In 1971, Representative Bella Abzug called on Congress to designate a day to commemorate the 1920 passage of the 19th Amendment. And in 1973, Congress made it official. So today, Women’s Equality Day, we celebrate some of the truly dangerous women* who fought for our right to vote—including many who were left out of the history books.
Thanks to several new museum exhibitions, these unsung heroes are finally getting their due.
As columnist Virginia Case notes in a must-read, clear-eyed post at The Hill, we need to set aside once and for all the many misconceptions Americans have about the struggles of the suffragists. “In telling the true story behind the 19th,” she writes, “we must… stop perpetuating the myth that women were ‘granted’ the right to vote. Let’s be clear: women ‘won’ the right to vote. It was not ‘given’ to us. It was a fight, decades in the making.”
And, even more importantly, let’s remember that August 26, 2020 will mark the 100th anniversary of the passage of the 19th Amendment—but that the story of voting rights in this country doesn’t end there. In fact, it continues to this day.
The true story of the fight still needs telling. Like many of the incomplete stories we have told ourselves about the history of America, suffrage is no different. For most of the past 99 years, white suffragists like Elizabeth Cady Stanton and Susan B. Anthony were the women credited for leading and winning the fight, downplaying the contributions—and sidelining—of African American suffragists like Sojourner Truth, Ida B. Wells and many others.
In honor of the centennial, three new Smithsonian exhibitions in Washington explore the complicated story of voting rights in America, filling in some of the omissions in the historical record and recognizing that the passage of the 19th Amendment didn’t mean votes for all women.
The National Portrait Gallery offers “Votes for Women: A Portrait of Persistence” through Jan. 5, 2020. In this thoughtful exhibition, part of the Smithsonian’s American Women’s History Initiative curated by Kate Lemay, you can see pictures of Anthony and Cady Stanton, but also nearly 60 lesser-known women—such as African American poet and activist Frances Ellen Watkins Harper, who challenged Stanton and Anthony at the 1866 National Women’s Rights Convention. It also makes clear that it wasn’t until the Voting Rights Act of 1965 that the 19th Amendment was fully realized.
The Library of Congress exhibit, entitled “Shall Not Be Denied: Women Fight for the Vote” (through September 2020), explores the history of the struggle before 1919 and also delves into the savvy mass marketing campaign that accompanied the push for ratification in the early 20th century. “That was one of the more fun things to research,” Janice Ruth, the lead curator, told The New York Times in an interview. “It revealed their cleverness, astuteness and doggedness, along with the desire and need to raise money.”

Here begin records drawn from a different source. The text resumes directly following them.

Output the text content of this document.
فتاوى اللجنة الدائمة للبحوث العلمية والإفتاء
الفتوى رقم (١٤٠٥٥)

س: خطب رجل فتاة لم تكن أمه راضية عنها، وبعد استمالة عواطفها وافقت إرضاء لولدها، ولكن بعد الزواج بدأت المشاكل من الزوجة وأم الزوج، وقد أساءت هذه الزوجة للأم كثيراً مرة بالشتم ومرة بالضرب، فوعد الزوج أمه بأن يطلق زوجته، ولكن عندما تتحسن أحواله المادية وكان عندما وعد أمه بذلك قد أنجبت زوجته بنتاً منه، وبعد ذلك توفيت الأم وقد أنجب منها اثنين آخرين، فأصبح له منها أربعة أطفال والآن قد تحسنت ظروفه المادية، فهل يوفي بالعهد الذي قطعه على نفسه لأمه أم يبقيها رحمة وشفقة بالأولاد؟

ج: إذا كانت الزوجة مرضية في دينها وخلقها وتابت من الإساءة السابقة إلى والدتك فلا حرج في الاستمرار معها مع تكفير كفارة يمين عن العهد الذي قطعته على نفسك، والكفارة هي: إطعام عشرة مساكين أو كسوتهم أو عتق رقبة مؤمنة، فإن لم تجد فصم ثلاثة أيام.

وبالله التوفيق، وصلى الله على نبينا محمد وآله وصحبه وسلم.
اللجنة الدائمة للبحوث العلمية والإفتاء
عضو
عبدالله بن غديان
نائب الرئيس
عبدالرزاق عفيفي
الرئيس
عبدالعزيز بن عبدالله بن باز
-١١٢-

Lastly, “Rightfully Hers: American Women and the Vote,” at the National Archives through Jan. 3, 2021, reminds us just how incremental and fractured the suffragist movement was. Before 1919, women in 15 states, mainly in the West, were allowed to vote and their participation propelled the momentum behind ratification. The exhibit also highlights other key moments that reveal the racism in the struggle, like the 1913 Women’s Suffrage Parade in Washington, DC, in which all-around dangerous woman Ida B. Wells refused to march in the back as the organizers had demanded.
If you can’t make it to Washington, the Smithsonian’s “Because of Her Story” interactive website, part of the Smithsonian Women’s Initiative, offers some great content about suffragettes and stories about other women you may not have heard of who continued the fight—including Mary Church Terrell, suffragist and civil rights activist, and Freedom Rider Joan Trumpauer.
There are also several great PBS documentaries that profile suffragettes, like Sojourner Truth, Alice Paul, Elizabeth Cady Stanton and Susan B. Anthony, Ida B. Wells—and, of course, Eyes on the Prize, which chronicles the Civil Rights Movement.
This Women’s Equality Day, let’s celebrate the ratification of the 19th Amendment. It’s truly a big deal: There have only been 27 amendments passed in the history of the country! But let’s not forget that we’re still waiting for the ratification of the Equal Rights Amendment, nearly 50 years after it was passed.
But in addition to celebrating, let’s also keep our eyes on the prize: true equality in pay, in electoral representation, in business and in every sector of society. Make no mistake: Equality is a fight, one that must be waged in solidarity—and one that we must win for the good of all of us.